Active efflux of antimicrobial agents is one of the most important strategies that bacteria use to ensure their survival in a toxic extracellular environment. Our interest is to elucidate the structural and functional relationships of bacterial multidrug efflux transporters that give rise to antibiotic resistance. In this dissertation, I focus on studying two specific groups, the multidrug and toxic compound extrusion (MATE) family and the resistance-nodulation-division (RND) family, of multidrug efflux transporters. The functions of the two MATE efflux pumps, NorM of Neisseria gonorrhoeae and YdhE of Escherichia coli, are characterized using a variety of biochemical assays, including drug susceptibility and transport assays. Direct measurements of efflux allow us to confirm that NorM behaves as a Na+-dependent transporter. The capacity of NorM and YdhE to recognize structurally divergent compounds is also examined using steady-state fluorescence polarization assays. The results suggest that NorM and YdhE bind these antimicrobials with dissociation constants (KDs) in the micromolar range.
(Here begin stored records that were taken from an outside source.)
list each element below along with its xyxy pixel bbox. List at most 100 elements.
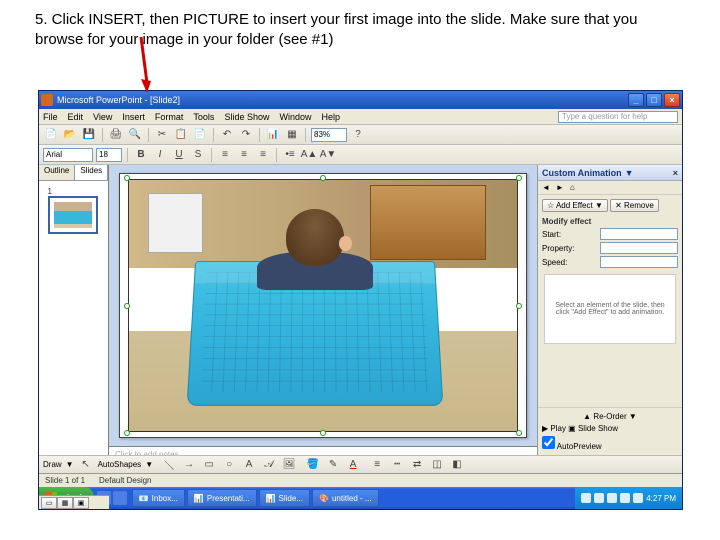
menu-tools[interactable]: Tools (193, 112, 214, 122)
copy-button[interactable]: 📋 (173, 127, 189, 143)
redo-button[interactable]: ↷ (238, 127, 254, 143)
chart-button[interactable]: 📊 (265, 127, 281, 143)
align-left-button[interactable]: ≡ (217, 147, 233, 163)
close-button[interactable]: × (664, 93, 680, 107)
statusbar: Slide 1 of 1 Default Design (39, 473, 682, 487)
menu-insert[interactable]: Insert (122, 112, 145, 122)
selection-handle[interactable] (516, 430, 522, 436)
zoom-dropdown[interactable]: 83% (311, 128, 347, 142)
property-dropdown[interactable] (600, 242, 678, 254)
font-color-icon[interactable]: A (345, 457, 361, 473)
inserted-picture[interactable] (128, 179, 518, 432)
selection-handle[interactable] (124, 175, 130, 181)
cut-button[interactable]: ✂ (154, 127, 170, 143)
slide-editor[interactable] (109, 165, 537, 446)
quicklaunch-icon[interactable] (113, 491, 127, 505)
selection-handle[interactable] (516, 175, 522, 181)
remove-effect-button[interactable]: ✕ Remove (610, 199, 659, 212)
fontsize-dropdown[interactable]: 18 (96, 148, 122, 162)
arrow-style-icon[interactable]: ⇄ (409, 457, 425, 473)
align-center-button[interactable]: ≡ (236, 147, 252, 163)
menu-edit[interactable]: Edit (68, 112, 84, 122)
undo-button[interactable]: ↶ (219, 127, 235, 143)
bold-button[interactable]: B (133, 147, 149, 163)
formatting-toolbar: Arial 18 B I U S ≡ ≡ ≡ •≡ A▲ A▼ (39, 145, 682, 165)
menu-help[interactable]: Help (321, 112, 340, 122)
3d-style-icon[interactable]: ◧ (449, 457, 465, 473)
decrease-font-button[interactable]: A▼ (320, 147, 336, 163)
slideshow-button[interactable]: ▣ Slide Show (568, 424, 618, 433)
shadow-button[interactable]: S (190, 147, 206, 163)
menu-slideshow[interactable]: Slide Show (224, 112, 269, 122)
selection-handle[interactable] (320, 430, 326, 436)
nav-back-button[interactable]: ◄ (542, 183, 550, 192)
task-pane-close[interactable]: × (673, 168, 678, 178)
maximize-button[interactable]: □ (646, 93, 662, 107)
selection-handle[interactable] (124, 430, 130, 436)
clock[interactable]: 4:27 PM (646, 494, 676, 503)
table-button[interactable]: ▦ (284, 127, 300, 143)
play-button[interactable]: ▶ Play (542, 424, 566, 433)
taskbar-item[interactable]: 📊Presentati... (187, 489, 257, 507)
font-dropdown[interactable]: Arial (43, 148, 93, 162)
print-button[interactable]: 🖨 (108, 127, 124, 143)
taskbar-item[interactable]: 📊Slide... (259, 489, 310, 507)
align-right-button[interactable]: ≡ (255, 147, 271, 163)
task-pane-title: Custom Animation (542, 168, 622, 178)
nav-forward-button[interactable]: ► (556, 183, 564, 192)
tray-icon[interactable] (620, 493, 630, 503)
line-style-icon[interactable]: ≡ (369, 457, 385, 473)
minimize-button[interactable]: _ (628, 93, 644, 107)
reorder-down-button[interactable]: ▼ (629, 412, 637, 421)
autopreview-checkbox[interactable] (542, 436, 555, 449)
start-dropdown[interactable] (600, 228, 678, 240)
draw-menu[interactable]: Draw (43, 460, 62, 469)
tray-icon[interactable] (594, 493, 604, 503)
speed-dropdown[interactable] (600, 256, 678, 268)
tray-icon[interactable] (607, 493, 617, 503)
autoshapes-menu[interactable]: AutoShapes (98, 460, 142, 469)
save-button[interactable]: 💾 (81, 127, 97, 143)
italic-button[interactable]: I (152, 147, 168, 163)
select-icon[interactable]: ↖ (78, 457, 94, 473)
textbox-icon[interactable]: A (241, 457, 257, 473)
tray-icon[interactable] (581, 493, 591, 503)
selection-handle[interactable] (320, 175, 326, 181)
selection-handle[interactable] (124, 303, 130, 309)
shadow-style-icon[interactable]: ◫ (429, 457, 445, 473)
tray-icon[interactable] (633, 493, 643, 503)
underline-button[interactable]: U (171, 147, 187, 163)
new-button[interactable]: 📄 (43, 127, 59, 143)
menu-window[interactable]: Window (279, 112, 311, 122)
arrow-icon[interactable]: → (181, 457, 197, 473)
chevron-down-icon[interactable]: ▼ (625, 168, 634, 178)
menu-file[interactable]: File (43, 112, 58, 122)
slide-thumbnail[interactable]: 1 (48, 187, 100, 234)
help-search-input[interactable]: Type a question for help (558, 111, 678, 123)
preview-button[interactable]: 🔍 (127, 127, 143, 143)
tab-slides[interactable]: Slides (75, 165, 108, 180)
menu-format[interactable]: Format (155, 112, 184, 122)
home-icon[interactable]: ⌂ (570, 183, 575, 192)
selection-handle[interactable] (516, 303, 522, 309)
notes-pane[interactable]: Click to add notes (109, 446, 537, 455)
rectangle-icon[interactable]: ▭ (201, 457, 217, 473)
paste-button[interactable]: 📄 (192, 127, 208, 143)
increase-font-button[interactable]: A▲ (301, 147, 317, 163)
taskbar-item[interactable]: 📧Inbox... (132, 489, 185, 507)
oval-icon[interactable]: ○ (221, 457, 237, 473)
dash-style-icon[interactable]: ┅ (389, 457, 405, 473)
tab-outline[interactable]: Outline (39, 165, 75, 180)
bullets-button[interactable]: •≡ (282, 147, 298, 163)
taskbar-item[interactable]: 🎨untitled - ... (312, 489, 379, 507)
open-button[interactable]: 📂 (62, 127, 78, 143)
reorder-up-button[interactable]: ▲ (583, 412, 591, 421)
line-color-icon[interactable]: ✎ (325, 457, 341, 473)
clipart-icon[interactable]: 🖼 (281, 457, 297, 473)
fill-color-icon[interactable]: 🪣 (305, 457, 321, 473)
wordart-icon[interactable]: 𝒜 (261, 457, 277, 473)
menu-view[interactable]: View (93, 112, 112, 122)
add-effect-button[interactable]: ☆ Add Effect ▼ (542, 199, 608, 212)
line-icon[interactable]: ＼ (161, 457, 177, 473)
help-button[interactable]: ? (350, 127, 366, 143)
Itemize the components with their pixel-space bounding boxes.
In addition, I present the crystal structures of the CusA transporter, the only heavy-metal efflux (HME) pump of the RND family in E. coli, in the absence and presence of Cu(I) and Ag(I) ions. These are the first structures of any efflux pumps belonging to the HME-RND family. Surprisingly, the binding of Cu(I) and Ag(I) triggers significant conformational changes in both the periplasmic and transmembrane domains of the pump. Based on the crystal structures and biochemical studies, I put forward my hypothesis that CusA is capable of actively picking up metal ions from the cytoplasm as well as the periplasmic space, utilizing the methionine pairs/clusters in the pump to bind and export metal ions. A stepwise shuttle mechanism is probably employed by the pump to extrude these heavy metals.